Greens reintroduce 'bail bill', issue challenge to the Premier

2023-02-07

The Victorian Greens will today reintroduce a bill that would reform the state’s broken bail laws in a bid to reduce the over-incarceration of First Nations people, women and children, and prevent deaths in custody.

The Greens have said if the Victorian Labor Government doesn’t introduce a bail reform bill in the next three months, the party will bring their private member’s bill to a vote. 

The bill will be substantially unchanged from the bill the Greens introduced to the previous parliament.

Last month the coronial inquiry into the death of Veronica Nelson handed down its damning findings.

The coroner found that Victoria’s current bail laws were having a discriminatory impact on First Nations people, describing the Victorian Labor Government’s changes to the Bail Act in 2018 as ‘a complete and unmitigated disaster’. 

The coroner recommended urgent reform of the Bail Act, in particular the provisions that have adverse effects on First Nations people. 

The bill being introduced by the Greens today would abolish the ‘reverse onus’ tests, that impose a presumption against bail, and replace it with a simplified process in which the prosecution would need to establish an accused person was an unacceptable risk to the community in order to deny bail.

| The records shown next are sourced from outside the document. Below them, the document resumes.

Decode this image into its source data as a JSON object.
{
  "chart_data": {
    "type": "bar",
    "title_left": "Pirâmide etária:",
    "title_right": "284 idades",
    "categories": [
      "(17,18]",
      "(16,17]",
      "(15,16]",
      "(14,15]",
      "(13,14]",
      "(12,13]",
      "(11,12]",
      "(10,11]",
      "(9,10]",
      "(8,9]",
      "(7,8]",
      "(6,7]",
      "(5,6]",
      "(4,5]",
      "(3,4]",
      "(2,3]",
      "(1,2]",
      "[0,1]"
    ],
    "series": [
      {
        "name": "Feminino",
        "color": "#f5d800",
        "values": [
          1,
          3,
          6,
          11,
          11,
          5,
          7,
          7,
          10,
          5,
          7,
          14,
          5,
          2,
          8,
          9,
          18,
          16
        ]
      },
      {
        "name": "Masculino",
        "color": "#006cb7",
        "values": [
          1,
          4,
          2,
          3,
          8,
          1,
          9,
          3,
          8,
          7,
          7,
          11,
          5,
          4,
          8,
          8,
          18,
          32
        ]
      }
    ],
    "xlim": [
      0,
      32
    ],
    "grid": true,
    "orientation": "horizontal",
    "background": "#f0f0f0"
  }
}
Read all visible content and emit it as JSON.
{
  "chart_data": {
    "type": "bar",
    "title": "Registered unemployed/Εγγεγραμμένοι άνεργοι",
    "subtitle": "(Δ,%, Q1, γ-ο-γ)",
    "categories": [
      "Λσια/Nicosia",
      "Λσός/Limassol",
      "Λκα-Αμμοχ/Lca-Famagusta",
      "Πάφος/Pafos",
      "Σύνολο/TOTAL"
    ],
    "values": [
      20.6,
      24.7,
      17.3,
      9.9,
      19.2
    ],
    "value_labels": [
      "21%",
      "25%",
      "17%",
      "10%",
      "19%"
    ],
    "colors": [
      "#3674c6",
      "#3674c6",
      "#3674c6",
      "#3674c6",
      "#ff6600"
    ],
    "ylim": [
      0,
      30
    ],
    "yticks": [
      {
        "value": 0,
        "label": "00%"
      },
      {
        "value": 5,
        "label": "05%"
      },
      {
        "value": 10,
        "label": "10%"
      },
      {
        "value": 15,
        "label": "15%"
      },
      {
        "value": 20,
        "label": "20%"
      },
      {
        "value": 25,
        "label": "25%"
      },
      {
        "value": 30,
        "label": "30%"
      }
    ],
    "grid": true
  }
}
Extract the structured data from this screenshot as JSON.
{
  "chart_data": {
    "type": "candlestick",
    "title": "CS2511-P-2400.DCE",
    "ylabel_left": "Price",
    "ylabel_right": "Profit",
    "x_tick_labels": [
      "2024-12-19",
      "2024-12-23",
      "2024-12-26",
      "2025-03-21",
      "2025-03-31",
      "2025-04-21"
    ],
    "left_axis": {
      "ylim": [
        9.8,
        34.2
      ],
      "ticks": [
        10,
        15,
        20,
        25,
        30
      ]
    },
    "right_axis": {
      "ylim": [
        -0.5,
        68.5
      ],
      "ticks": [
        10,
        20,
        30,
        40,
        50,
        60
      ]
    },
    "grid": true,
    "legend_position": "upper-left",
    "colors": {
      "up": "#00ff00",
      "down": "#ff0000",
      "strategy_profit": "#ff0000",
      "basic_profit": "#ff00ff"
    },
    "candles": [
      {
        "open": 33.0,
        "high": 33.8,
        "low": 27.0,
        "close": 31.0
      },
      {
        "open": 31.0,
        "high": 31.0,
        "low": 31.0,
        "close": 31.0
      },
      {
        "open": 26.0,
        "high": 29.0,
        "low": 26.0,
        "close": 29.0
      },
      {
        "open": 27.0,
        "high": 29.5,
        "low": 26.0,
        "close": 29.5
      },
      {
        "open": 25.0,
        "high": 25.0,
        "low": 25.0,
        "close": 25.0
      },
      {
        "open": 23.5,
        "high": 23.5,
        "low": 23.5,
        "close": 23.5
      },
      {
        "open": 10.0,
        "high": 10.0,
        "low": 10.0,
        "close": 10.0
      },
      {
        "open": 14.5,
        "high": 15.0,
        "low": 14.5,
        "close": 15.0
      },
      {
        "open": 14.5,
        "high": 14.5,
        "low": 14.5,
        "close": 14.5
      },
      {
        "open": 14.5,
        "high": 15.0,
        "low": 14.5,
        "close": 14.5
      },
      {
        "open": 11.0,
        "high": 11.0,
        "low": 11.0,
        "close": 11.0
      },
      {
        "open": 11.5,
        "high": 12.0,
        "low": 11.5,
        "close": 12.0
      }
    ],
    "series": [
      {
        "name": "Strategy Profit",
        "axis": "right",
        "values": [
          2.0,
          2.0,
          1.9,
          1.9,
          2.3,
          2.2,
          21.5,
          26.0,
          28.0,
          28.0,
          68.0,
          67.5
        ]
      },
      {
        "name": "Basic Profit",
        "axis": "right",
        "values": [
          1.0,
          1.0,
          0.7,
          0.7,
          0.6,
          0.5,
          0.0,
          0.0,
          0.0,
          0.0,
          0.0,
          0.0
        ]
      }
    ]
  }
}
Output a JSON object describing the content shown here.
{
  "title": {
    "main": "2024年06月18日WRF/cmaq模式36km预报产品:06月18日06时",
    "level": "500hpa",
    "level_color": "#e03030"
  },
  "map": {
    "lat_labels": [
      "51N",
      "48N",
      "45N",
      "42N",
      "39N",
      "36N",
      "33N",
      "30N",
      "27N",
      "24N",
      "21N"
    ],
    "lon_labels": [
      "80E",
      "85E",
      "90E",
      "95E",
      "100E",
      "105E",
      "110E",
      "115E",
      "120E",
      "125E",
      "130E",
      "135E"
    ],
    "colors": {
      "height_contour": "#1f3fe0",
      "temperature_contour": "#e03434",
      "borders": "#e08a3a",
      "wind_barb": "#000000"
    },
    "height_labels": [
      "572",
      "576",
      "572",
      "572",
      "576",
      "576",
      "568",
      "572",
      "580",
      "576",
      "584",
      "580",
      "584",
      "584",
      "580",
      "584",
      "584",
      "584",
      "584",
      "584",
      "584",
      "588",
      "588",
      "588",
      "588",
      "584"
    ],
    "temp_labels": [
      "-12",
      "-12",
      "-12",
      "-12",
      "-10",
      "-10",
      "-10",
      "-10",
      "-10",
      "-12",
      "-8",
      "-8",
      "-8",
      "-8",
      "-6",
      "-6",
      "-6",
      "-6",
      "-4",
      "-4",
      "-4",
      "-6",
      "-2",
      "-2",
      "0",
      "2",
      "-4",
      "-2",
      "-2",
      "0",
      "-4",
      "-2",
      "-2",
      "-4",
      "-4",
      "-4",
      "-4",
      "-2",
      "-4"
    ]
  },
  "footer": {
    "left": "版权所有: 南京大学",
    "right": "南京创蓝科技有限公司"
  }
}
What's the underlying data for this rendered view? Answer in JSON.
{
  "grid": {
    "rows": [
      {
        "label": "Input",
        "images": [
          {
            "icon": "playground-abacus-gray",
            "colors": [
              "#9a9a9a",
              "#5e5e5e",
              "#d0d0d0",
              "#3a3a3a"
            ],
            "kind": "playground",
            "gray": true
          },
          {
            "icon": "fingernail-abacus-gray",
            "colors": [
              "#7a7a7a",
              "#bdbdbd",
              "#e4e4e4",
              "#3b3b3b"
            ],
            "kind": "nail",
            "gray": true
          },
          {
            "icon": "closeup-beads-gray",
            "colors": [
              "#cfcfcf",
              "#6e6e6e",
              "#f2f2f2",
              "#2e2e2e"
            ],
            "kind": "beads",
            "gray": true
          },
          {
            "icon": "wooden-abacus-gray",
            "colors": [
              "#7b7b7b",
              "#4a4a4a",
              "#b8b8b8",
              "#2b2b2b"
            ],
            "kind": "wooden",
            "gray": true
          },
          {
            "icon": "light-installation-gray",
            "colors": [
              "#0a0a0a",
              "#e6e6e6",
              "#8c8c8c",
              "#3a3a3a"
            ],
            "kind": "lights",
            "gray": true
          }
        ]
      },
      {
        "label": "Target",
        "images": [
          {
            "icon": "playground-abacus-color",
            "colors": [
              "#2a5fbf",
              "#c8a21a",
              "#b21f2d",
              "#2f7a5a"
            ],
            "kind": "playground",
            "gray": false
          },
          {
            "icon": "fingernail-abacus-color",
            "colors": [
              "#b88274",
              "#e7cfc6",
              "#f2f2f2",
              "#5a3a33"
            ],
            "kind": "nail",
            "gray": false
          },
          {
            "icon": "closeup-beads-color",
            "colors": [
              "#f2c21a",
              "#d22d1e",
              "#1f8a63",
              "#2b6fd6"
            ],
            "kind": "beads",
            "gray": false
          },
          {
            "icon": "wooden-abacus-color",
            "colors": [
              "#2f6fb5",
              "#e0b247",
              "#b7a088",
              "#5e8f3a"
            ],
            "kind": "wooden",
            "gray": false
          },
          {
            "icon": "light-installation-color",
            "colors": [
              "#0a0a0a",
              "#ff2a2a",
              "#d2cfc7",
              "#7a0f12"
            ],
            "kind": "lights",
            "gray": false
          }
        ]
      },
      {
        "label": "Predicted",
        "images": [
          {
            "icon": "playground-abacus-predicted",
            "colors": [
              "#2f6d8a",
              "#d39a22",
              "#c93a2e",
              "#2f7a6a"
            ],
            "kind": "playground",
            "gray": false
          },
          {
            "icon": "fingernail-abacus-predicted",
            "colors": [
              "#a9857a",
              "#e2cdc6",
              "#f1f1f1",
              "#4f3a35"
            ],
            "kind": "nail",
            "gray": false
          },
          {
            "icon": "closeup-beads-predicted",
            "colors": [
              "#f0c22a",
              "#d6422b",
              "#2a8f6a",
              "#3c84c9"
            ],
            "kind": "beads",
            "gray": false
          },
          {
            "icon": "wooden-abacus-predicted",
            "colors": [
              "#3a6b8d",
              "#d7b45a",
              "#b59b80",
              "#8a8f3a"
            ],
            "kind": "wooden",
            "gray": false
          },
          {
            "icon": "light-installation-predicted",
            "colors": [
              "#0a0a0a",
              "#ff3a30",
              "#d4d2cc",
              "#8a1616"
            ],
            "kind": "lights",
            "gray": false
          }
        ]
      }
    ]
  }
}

Victorian Greens acting justice spokesperson, Dr Tim Read, said discrimination placing unsentenced First Nations people and women in prisons was a direct result of the bail laws put into place by the Victorian Labor Government, and continues today.

He said countless reports and evidence had made clear the need for urgent simplification of the convoluted bail laws, and that the Government shouldn’t waste another minute, given it had previously ignored the many warnings from the First Nations community, lawyers, and the Greens.

Quotes attributable to Victorian Greens acting justice spokesperson, Dr Tim Read:

“If you haven’t been convicted of a crime, you generally shouldn’t be in jail.

“Yet Victoria’s bail laws continue to disproportionately imprison First Nations people and women, most who have not yet been sentenced.

“We know what needs to be done, the Government has known since 2019. In fact, there are vulnerable people in pre-trial detention as we speak, for no good reason.

“We need urgent and meaningful bail reform, that doesn’t just tinker around the edges.

“The Greens will be introducing a bill to do exactly that today, and if the Government doesn’t move in the coming months, we’ll bring that bill to a vote.

“The tragic death of Veronica Nelson must be a turning point for this government to end the unmitigated disaster of its politicised justice policies.”